Tutorial¶
You should now have a directory named datasets
that has all the available datasets to be used by Bactopia. For this tutorial, we will attempt to replicate the Staphopia analysis pipeline with Bactopia.
We will use S. aureus samples associated with cystic fibrosis lung infections that were recently published (details below, shameless self plug!) and are available from BioProject accession PRJNA480016.
- Bernardy, Eryn E., et al. "Whole-Genome Sequences of Staphylococcus aureus Isolates from Cystic Fibrosis Lung Infections." Microbiol Resour Announc 8.3 (2019): e01564-18.

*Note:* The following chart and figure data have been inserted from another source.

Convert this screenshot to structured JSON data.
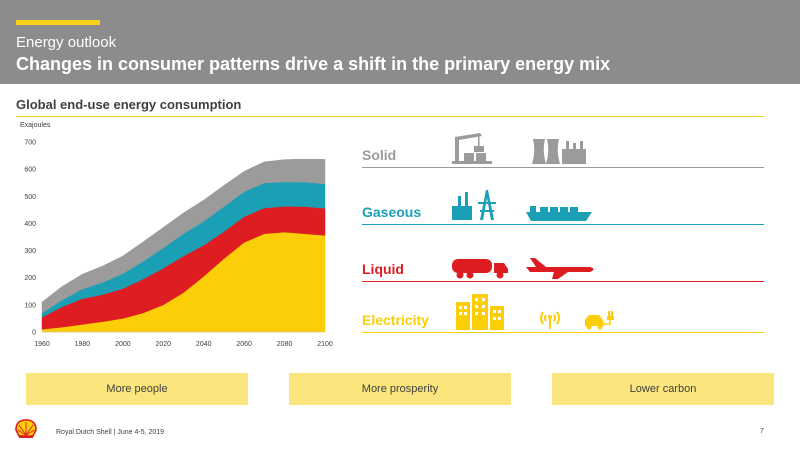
{
  "header": {
    "kicker": "Energy outlook",
    "title": "Changes in consumer patterns drive a shift in the primary energy mix"
  },
  "colors": {
    "header_gray": "#8c8c8c",
    "shell_yellow": "#f7d117",
    "solid_gray": "#9b9b9b",
    "gaseous_teal": "#1a9fb4",
    "liquid_red": "#dd1d21",
    "electricity_yellow": "#fbce07",
    "box_yellow": "#fbe57d"
  },
  "chart_data": {
    "type": "area",
    "stacked": true,
    "title": "Global end-use energy consumption",
    "ylabel": "Exajoules",
    "xlabel": "",
    "xlim": [
      1960,
      2100
    ],
    "ylim": [
      0,
      700
    ],
    "x_ticks": [
      1960,
      1980,
      2000,
      2020,
      2040,
      2060,
      2080,
      2100
    ],
    "y_ticks": [
      0,
      100,
      200,
      300,
      400,
      500,
      600,
      700
    ],
    "grid": false,
    "legend": "category labels on the right",
    "x": [
      1960,
      1970,
      1980,
      1990,
      2000,
      2010,
      2020,
      2030,
      2040,
      2050,
      2060,
      2070,
      2080,
      2090,
      2100
    ],
    "series": [
      {
        "name": "Electricity",
        "color": "#fbce07",
        "values": [
          10,
          18,
          28,
          38,
          50,
          70,
          100,
          145,
          205,
          270,
          330,
          362,
          368,
          362,
          356
        ]
      },
      {
        "name": "Liquid",
        "color": "#dd1d21",
        "values": [
          45,
          75,
          95,
          100,
          110,
          125,
          135,
          135,
          115,
          100,
          95,
          95,
          95,
          100,
          100
        ]
      },
      {
        "name": "Gaseous",
        "color": "#1a9fb4",
        "values": [
          15,
          25,
          35,
          45,
          55,
          65,
          75,
          82,
          88,
          92,
          92,
          92,
          90,
          90,
          90
        ]
      },
      {
        "name": "Solid",
        "color": "#9b9b9b",
        "values": [
          40,
          50,
          55,
          60,
          65,
          72,
          75,
          77,
          78,
          78,
          75,
          78,
          82,
          85,
          90
        ]
      }
    ]
  },
  "categories": [
    {
      "label": "Solid",
      "color": "#9b9b9b"
    },
    {
      "label": "Gaseous",
      "color": "#1a9fb4"
    },
    {
      "label": "Liquid",
      "color": "#dd1d21"
    },
    {
      "label": "Electricity",
      "color": "#fbce07"
    }
  ],
  "themes": [
    "More people",
    "More prosperity",
    "Lower carbon"
  ],
  "footer": {
    "text": "Royal Dutch Shell | June 4-5, 2019",
    "page": "7"
  }
}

Overall the goal of the tutorial is to:
- Build datasets
- Acquire Staphopia datasets
- Use Bactopia to process:
- A sample from SRA/ENA
- Multiple samples from SRA/ENA
- Single local sample
- Multiple local samples using FOFN
Bactopia Should Be Installed
This tutorial assumes you have already installed Bactopia. If you have not, please check out how to at Installation.
Build Datasets¶
First let's create a directory to work in and activate our Bactopia environment.
mkdir bactopia-tutorial
cd bactopia-tutorial
conda activate bactopia
Now we are ready to build our datasets!
bactopia datasets \
--species "Staphylococcus aureus" \
--include_genus \
--limit 100 \
--cpus 4
Let's review what is happening here.
--species "Staphylococcus aureus"
will download MLST schemas associated with S. aureus it will also download completed S. aureus genomes (RefSeq only) that are used to create a set of protein set for annotation, a Mash sketch for automatic variant calling to the nearest neighbor, and calculate genome size statistics.
--include_genus
will also download completed genomes from the Staphylococcus genus that will be used for the protein set. These completed genomes are not used for the sketch creation or genome size calculation.
--limit 100
will limit the number of completed genomes downloaded to 100.
--cpus 4
will use 4 cpus for downloading and the clustering step. Adjust this number according to your setup!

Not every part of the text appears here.